Favola

Enciclopedia Dantesca (1970)

favola

Fernando Salsano

Nel senso comune, e cioè relativamente al genere narrativo, in Cv IV XXX 4 come dice Esopo poeta ne la prima Favola, e in If XXIII 4 Vòlt'era in su la favola d'Isopo / lo mio pensier, dove la f. del topo e della rana legati insieme e ghermiti dal nibbio dovrebbe esser suggerita al lettore dall'episodio della rissa dei diavoli.

Significa più in generale la finzione poetica intesa a esprimere una veritade ascosa sotto bella menzogna; e propriamente, nella partizione dei quattro sensi delle Scritture, f. s'identifica con quello letterale (che non si stende più oltre che la lettera de le parole fittizie, sì come sono le favole de li poeti, Cv II I 3: " mito significante, ma inverosimile ", spiega il Tateo: cfr. Sulla genesi dell' allegorismo dantesco, in Studi storici in onore di G. Pepe, Bari 1970, nota 21). Come sotto la finzione è nascosta la verità ([…L'altro si chiamo allegorico], e questo è quello che si nasconde sotto 'l manto di queste favole, Cv II I 3), è evidente che se nell'ordine dei ‛ sensi ' , ovvero dell' esegesi, è primo il letterale e secondo l'allegorico, nell'atto creativo (lo modo de li poeti) tale rapporto non è sostenibile, dato che la finzione o f. presuppone una verità da significare.

Anche delle favole mitologiche D., com'era comune nel concetto medievale della poesia, richiama esplicitamente il valore esemplare o allegorico: in Cv II XIV 5 credo che [i pitagorici] si mossero da la favola di Fetonte (Met. II 35 ss.), il mito avrebbe suggerito ai pitagorici una teoria sull'origine della Galassia. In Cv IV XXVII 17 in quella favola dove scrive come Cefalo d'Atene venne (Met. VII 490 ss.), la figura del vecchio Eaco costituisce, nella f. di Cefalo, l'essemplo (§ 20) delle quattro virtù necessarie ai vecchi.

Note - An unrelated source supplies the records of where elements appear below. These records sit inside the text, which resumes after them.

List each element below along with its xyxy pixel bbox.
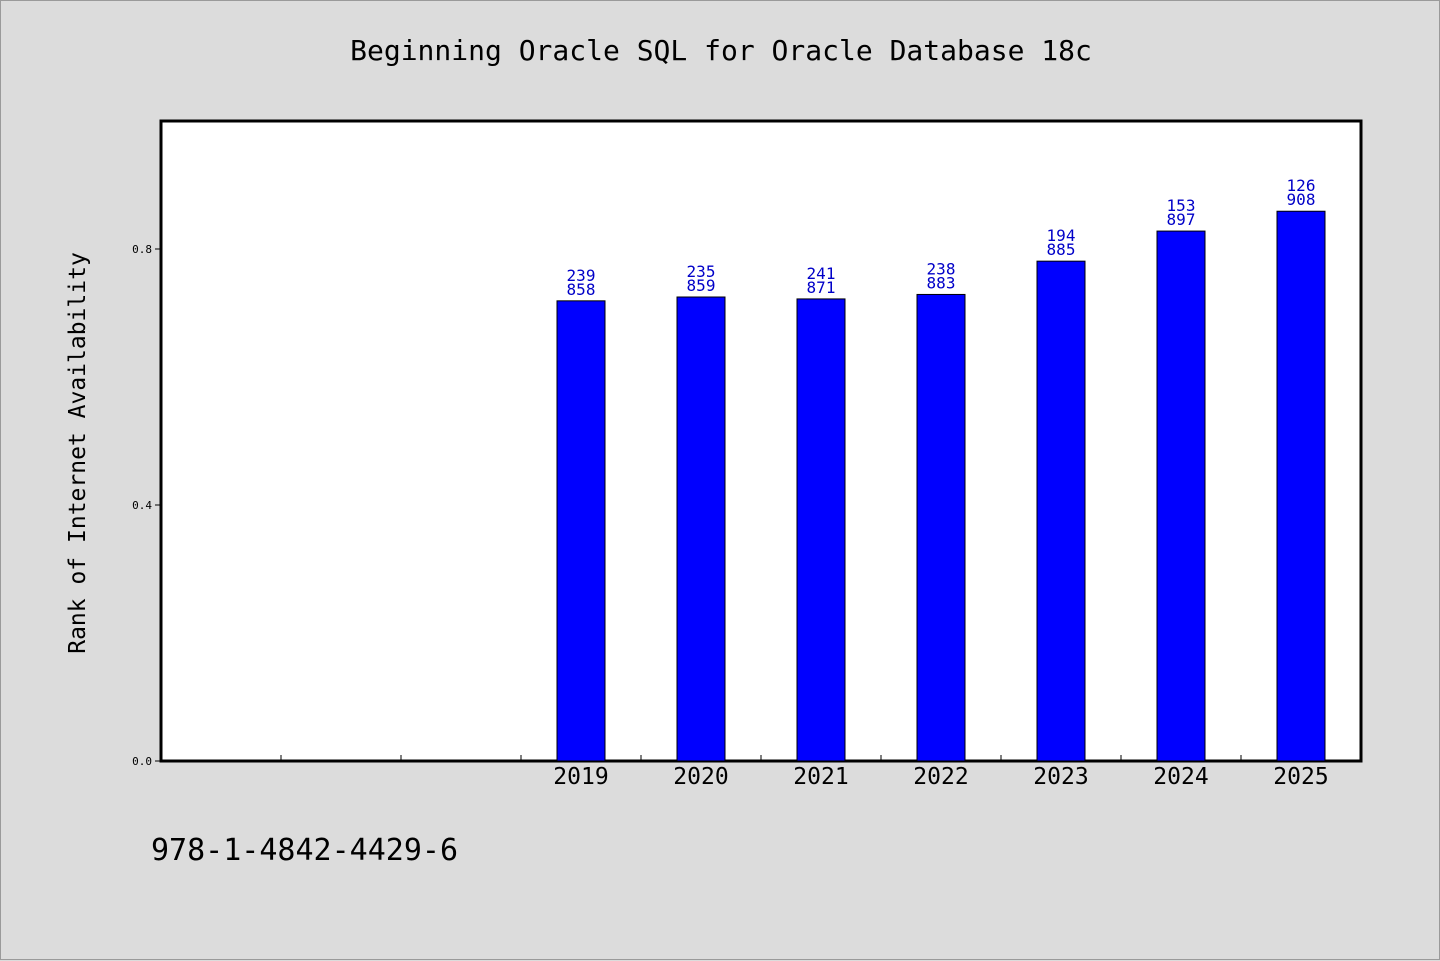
bar-label-line2: 908	[1287, 190, 1316, 209]
bar-label-line2: 871	[807, 278, 836, 297]
bar-label-line2: 897	[1167, 210, 1196, 229]
bar-2024	[1156, 230, 1206, 762]
bar-label-line1: 235	[687, 262, 716, 281]
bar-label-line1: 241	[807, 264, 836, 283]
x-tick-label: 2023	[1033, 764, 1088, 790]
y-tick-label: 0.4	[132, 499, 152, 512]
bar-label-line1: 239	[567, 266, 596, 285]
x-tick-label: 2020	[673, 764, 728, 790]
bar-label-line2: 858	[567, 280, 596, 299]
bar-2022	[916, 293, 966, 762]
bar-label-line1: 238	[927, 259, 956, 278]
isbn-label: 978-1-4842-4429-6	[151, 833, 459, 868]
x-tick-label: 2019	[553, 764, 608, 790]
bar-2020	[676, 296, 726, 762]
bar-2021	[796, 298, 846, 762]
x-tick-label: 2021	[793, 764, 848, 790]
bar-2023	[1036, 260, 1086, 762]
bar-label-line1: 153	[1167, 196, 1196, 215]
bar-label-line2: 859	[687, 276, 716, 295]
x-tick-label: 2025	[1273, 764, 1328, 790]
bar-label-line2: 885	[1047, 240, 1076, 259]
bar-2019	[556, 300, 606, 762]
y-tick-label: 0.0	[132, 755, 152, 768]
y-tick-label: 0.8	[132, 243, 152, 256]
x-tick-label: 2022	[913, 764, 968, 790]
bar-label-line2: 883	[927, 273, 956, 292]
bar-2025	[1276, 210, 1326, 762]
bar-label-line1: 194	[1047, 226, 1076, 245]
chart-title: Beginning Oracle SQL for Oracle Database…	[350, 34, 1092, 67]
x-tick-label: 2024	[1153, 764, 1208, 790]
bar-label-line1: 126	[1287, 176, 1316, 195]
y-axis-label: Rank of Internet Availability	[65, 252, 91, 654]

In Cv IV XIV 15 ciò è favola, de la quale, filosoficamente disputando, curare non si dee; e pur se volesse a la favola fermare l'avversario, di certo quello che la favola cuopre disfà tutte le sue ragioni, la finzione della f. è in più complesso rapporto con la verità: la nobiltà di Dardano fa sì che egli sia detto figlio di Giove per celare le sue origini ignobili (cfr. B. Nardi, in " Giorn. stor. " XCV [1930] 106).

Significa infine un'invenzione priva di ogni fondamento di verità, e nel contesto acquista valore reprobativo, in Pd XXIX 104 sì fatte favole... / in pergamo si gridan, dove si riferisce alle invenzioni dei predicatori (Per apparer ciascun s'ingegna e face / sue invenzioni; e quelle son trascorse / da' predicanti, vv. 94-97).

In Fiore LXV 10 non crede già mai ta ' favolelle, è sinonimo di " menzogna lusingatrice ".